Calling Egypt "an island of stability" in a turbulent region, Lewis bares his indifference to the oppression endured by millions of Egyptians. Thus, he is unperturbed by a "stability" that, according to Amnesty International and Middle East Watch, includes routine and widespread government torture of prisoners. Lewis reserves his indignation about prison conditions for Israeli prisons.

He is untroubled by a "stability" which allows the Egyptian government to ban the Arab world’s most promising women’s rights organization, the Arab Women’s Solidarity Association (AWSA), headed by physician and writer Dr. Nawal El-Saadawi. Middle East Watch termed the dissolution of the key reformist group, in September, 1991, "A new assault on freedom of expression in Egypt." The oppression of millions of Arab women in conditions Israelis, or Lewis’s native Bostonians, would find intolerable does not awaken even a passing interest in the columnist.

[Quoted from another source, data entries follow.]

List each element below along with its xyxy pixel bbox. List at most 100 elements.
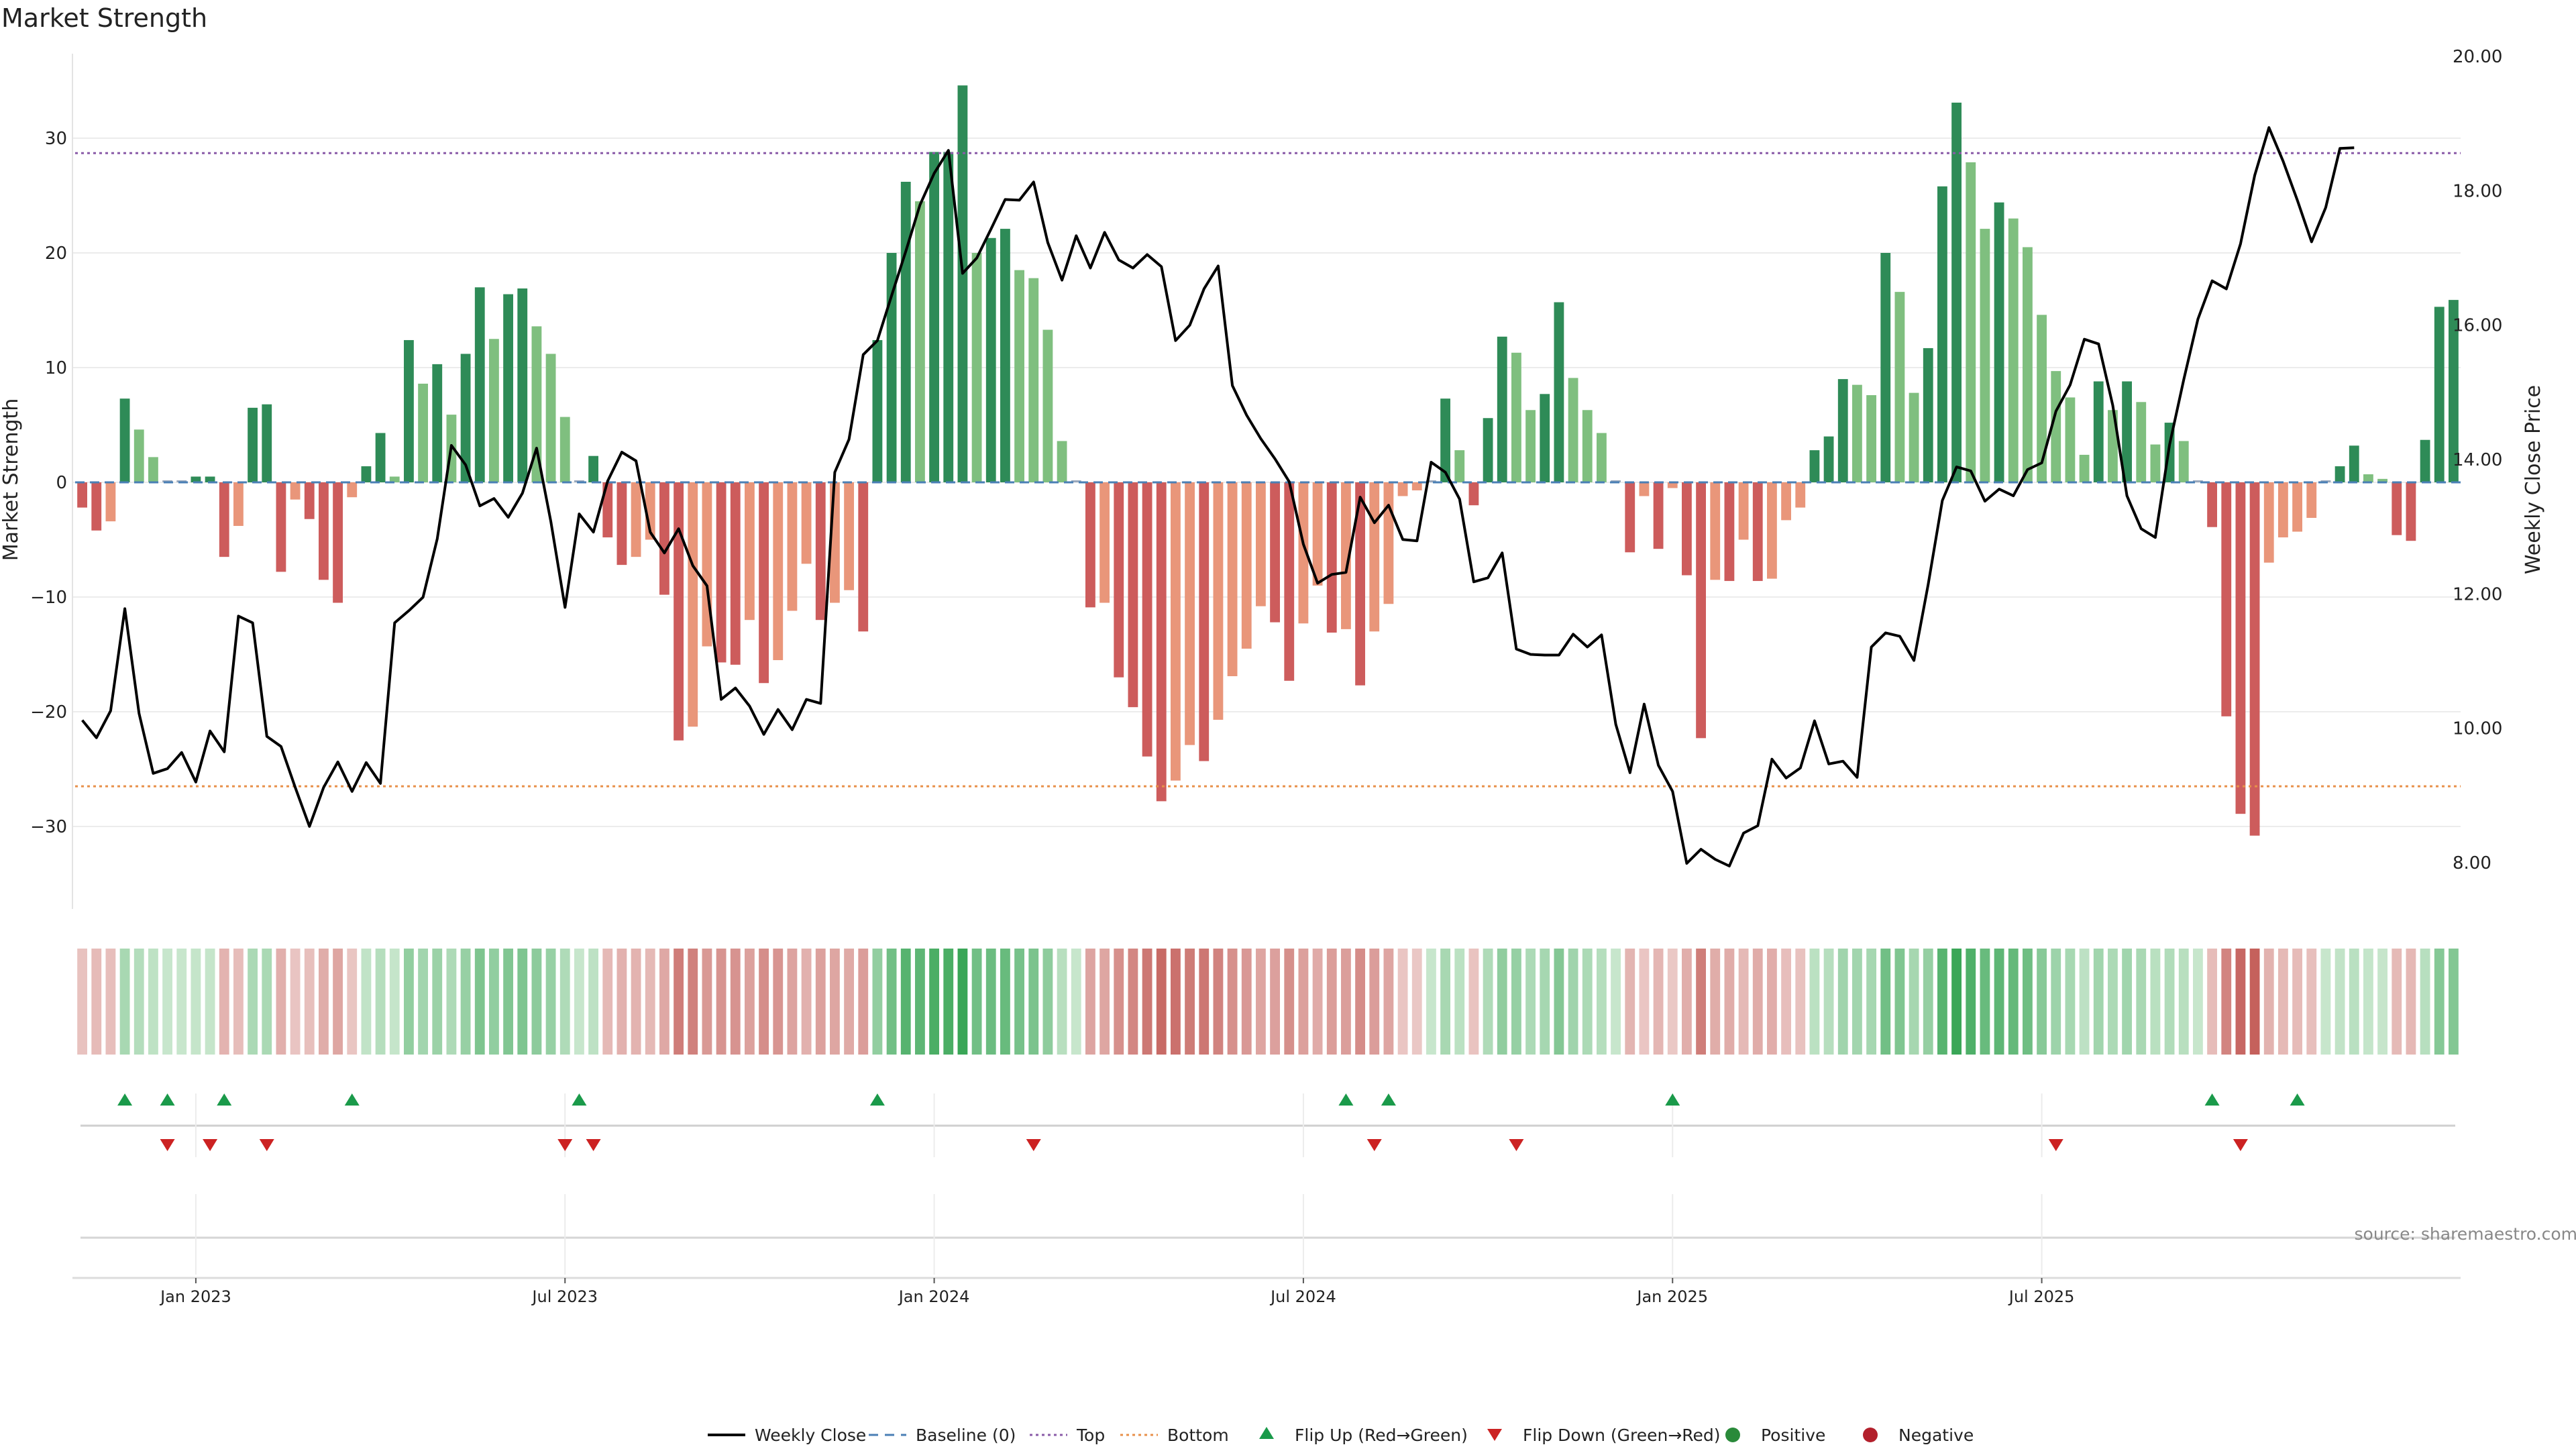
- strength-bar: [688, 482, 698, 727]
- heatmap-cell: [531, 949, 542, 1055]
- strength-bar: [1923, 347, 1933, 482]
- y-axis-left-label: Market Strength: [0, 398, 23, 561]
- heatmap-cell: [943, 949, 954, 1055]
- heatmap-cell: [2334, 949, 2345, 1055]
- y-tick-label-left: 10: [45, 358, 67, 378]
- strength-bar: [1256, 482, 1266, 606]
- heatmap-cell: [2292, 949, 2302, 1055]
- legend-item: Flip Up (Red→Green): [1259, 1426, 1468, 1445]
- flip-down-marker: [557, 1139, 573, 1151]
- y-tick-label-right: 12.00: [2453, 584, 2502, 604]
- heatmap-cell: [1568, 949, 1578, 1055]
- strength-bar: [1185, 482, 1195, 745]
- heatmap-cell: [1213, 949, 1224, 1055]
- heatmap-cell: [1738, 949, 1749, 1055]
- legend-swatch-up: [1259, 1427, 1274, 1439]
- heatmap-cell: [1454, 949, 1465, 1055]
- y-tick-label-right: 18.00: [2453, 181, 2502, 201]
- x-tick-label: Jan 2023: [159, 1287, 231, 1306]
- strength-bar: [361, 466, 372, 482]
- strength-bar: [943, 152, 954, 482]
- heatmap-cell: [1468, 949, 1479, 1055]
- strength-bar: [915, 201, 925, 482]
- heatmap-cell: [872, 949, 883, 1055]
- heatmap-cell: [2420, 949, 2430, 1055]
- heatmap-cell: [375, 949, 386, 1055]
- heatmap-cell: [574, 949, 584, 1055]
- flip-down-marker: [259, 1139, 274, 1151]
- heatmap-cell: [2249, 949, 2260, 1055]
- flip-down-marker: [160, 1139, 175, 1151]
- strength-bar: [2051, 371, 2061, 482]
- heatmap-cell: [957, 949, 968, 1055]
- heatmap-cell: [830, 949, 840, 1055]
- heatmap-cell: [233, 949, 244, 1055]
- heatmap-cell: [2037, 949, 2047, 1055]
- y-tick-label-left: −20: [30, 702, 67, 722]
- strength-bar: [347, 482, 358, 498]
- strength-bar: [1568, 378, 1578, 482]
- heatmap-cell: [1085, 949, 1095, 1055]
- y-tick-label-right: 8.00: [2453, 853, 2491, 873]
- heatmap-cell: [559, 949, 570, 1055]
- y-axis-left-ticks: 30 20 10 0 −10 −20 −30: [30, 129, 67, 837]
- heatmap-cell: [1937, 949, 1947, 1055]
- strength-bar: [1426, 480, 1436, 482]
- strength-bar: [971, 253, 982, 482]
- strength-bar: [1540, 394, 1550, 482]
- heatmap-cell: [2065, 949, 2076, 1055]
- heatmap-cell: [276, 949, 286, 1055]
- flip-up-marker: [572, 1093, 587, 1106]
- legend-item: Negative: [1863, 1426, 1974, 1445]
- strength-bar: [1199, 482, 1210, 761]
- strength-bar: [674, 482, 684, 741]
- strength-bar: [545, 354, 556, 482]
- strength-bar: [1951, 102, 1962, 483]
- heatmap-cell: [702, 949, 712, 1055]
- heatmap-cell: [1767, 949, 1777, 1055]
- strength-bar: [1980, 229, 1990, 482]
- source-note: source: sharemaestro.com: [2355, 1224, 2576, 1244]
- heatmap-cell: [2023, 949, 2033, 1055]
- strength-bar: [333, 482, 343, 603]
- legend-label: Positive: [1761, 1426, 1825, 1445]
- heatmap-cell: [2008, 949, 2019, 1055]
- legend-item: Top: [1030, 1426, 1105, 1445]
- x-tick-label: Jul 2024: [1269, 1287, 1336, 1306]
- heatmap-cell: [1071, 949, 1081, 1055]
- strength-bar: [219, 482, 229, 557]
- heatmap-cell: [787, 949, 798, 1055]
- strength-bar: [2249, 482, 2260, 836]
- strength-bar: [2178, 441, 2189, 482]
- heatmap-cell: [389, 949, 400, 1055]
- strength-bar: [2292, 482, 2302, 532]
- heatmap-cell: [1114, 949, 1124, 1055]
- strength-bar: [2136, 402, 2147, 482]
- heatmap-cell: [460, 949, 471, 1055]
- heatmap-cell: [489, 949, 499, 1055]
- strength-bar: [1710, 482, 1721, 580]
- strength-bar: [233, 482, 244, 526]
- heatmap-cell: [2178, 949, 2189, 1055]
- strength-bar: [404, 339, 414, 482]
- heatmap-cell: [1369, 949, 1380, 1055]
- strength-bar: [631, 482, 641, 557]
- heatmap-cell: [1966, 949, 1976, 1055]
- legend-label: Weekly Close: [755, 1426, 866, 1445]
- heatmap-cell: [219, 949, 229, 1055]
- legend-swatch-circle: [1863, 1428, 1878, 1442]
- x-tick-label: Jan 2025: [1635, 1287, 1708, 1306]
- legend-swatch-circle: [1725, 1428, 1740, 1442]
- strength-bar: [375, 433, 386, 482]
- strength-bar: [262, 404, 272, 482]
- strength-bar: [2377, 478, 2387, 482]
- strength-bar: [1525, 410, 1536, 482]
- heatmap-cell: [1809, 949, 1820, 1055]
- heatmap-cell: [1014, 949, 1024, 1055]
- strength-bar: [276, 482, 286, 572]
- heatmap-cell: [176, 949, 187, 1055]
- strength-bar: [1767, 482, 1777, 579]
- flip-up-marker: [1338, 1093, 1354, 1106]
- heatmap-cell: [1326, 949, 1337, 1055]
- strength-bar: [1142, 482, 1152, 757]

He is unmoved by a "stability" which, according to the February edition of Index on Censorship, entails government censorship of newspapers, books, magazines, movies, plays, radio, TV and videos. Lewis, it should be noted, has for many years been a Lecturer at Harvard Law School where he instructs his students on the Constitution and the Press! Apparently he deems the people of Egypt less in need of fundamental rights than Americans or, say, Palestinians.

Egyptians recently suffered a particularly ominous government assault on free expression that has shaken the artistic and journalistic communities. In a widely publicized case that culminated only weeks before Lewis’s excursion to Egypt, the Mubarak government sentenced novelist Alaa Hamed, his publisher and his printer to eight years in prison for producing an allegedly blasphemous book entitled A Distance in A Man's Mind. According to one Egyptian writer, Youssef Kaeed, "Cultural circles have been in a state of real shock, bordering on panic and horror...." Playwright Karim Rawy called the jailings "one of the worst forms of censorship." One wonders what journalistic canon justifies Lewis's fevered examination of any conceivable Israeli infraction yet ignores wholesale human rights violations in Egypt.

By coincidence a mega-story specifically involving Israelis was also breaking in the Egyptian press during Lewis's visit. The story soon consumed every news outlet. It concerned the apprehension of alleged Israeli spies who were said by the government-controlled Egyptian media to be carrying the AIDS virus and intending to infect the Egyptian people. American travelers in Egypt described the story as one that occupied the conversation of every public official and citizen.

Israeli commentators were horrified at the rampant demonizing of Israel. Among charges fanned by wild accounts in the press, Israel was accused of plotting to kill Boutros Boutros-Ghali, of spreading agricultural pests and hoof and mouth disease, and of dispatching teenage prostitutes to infect Egyptian youth. In fact, the individuals charged were three Israeli Arabs, not Jews as the headlines had trumpeted. None had AIDS and none was a spy or guilty of any of the bizarre allegations. One Israeli journalist called the campaign unprecedented in its vilification and likened it to historic libels against the Jewish people.

Lewis's comment on Egyptian-Israeli relations: "I found no hint of hostility when Israel was mentioned."

This astounding response is unsurprising; Lewis has always been indifferent to what the periodic convulsions of government-orchestrated anti-Jewish hatred by Egypt portends for genuine peace between the Arabs and Israel. Once asked by this writer why he expresses no concern about
the anti-Semitism that has long infected the Egyptian mass media, Lewis's furious rejoinder was that there was "so much" to write about, that he couldn't cover everything.

Given the evidence of Lewis's grotesquely warped view of Israel in world affairs and its devastatingly deformative impact on his writing about events in the Middle East and elsewhere, the question remains why a newspaper of the stature of the New York Times retains him.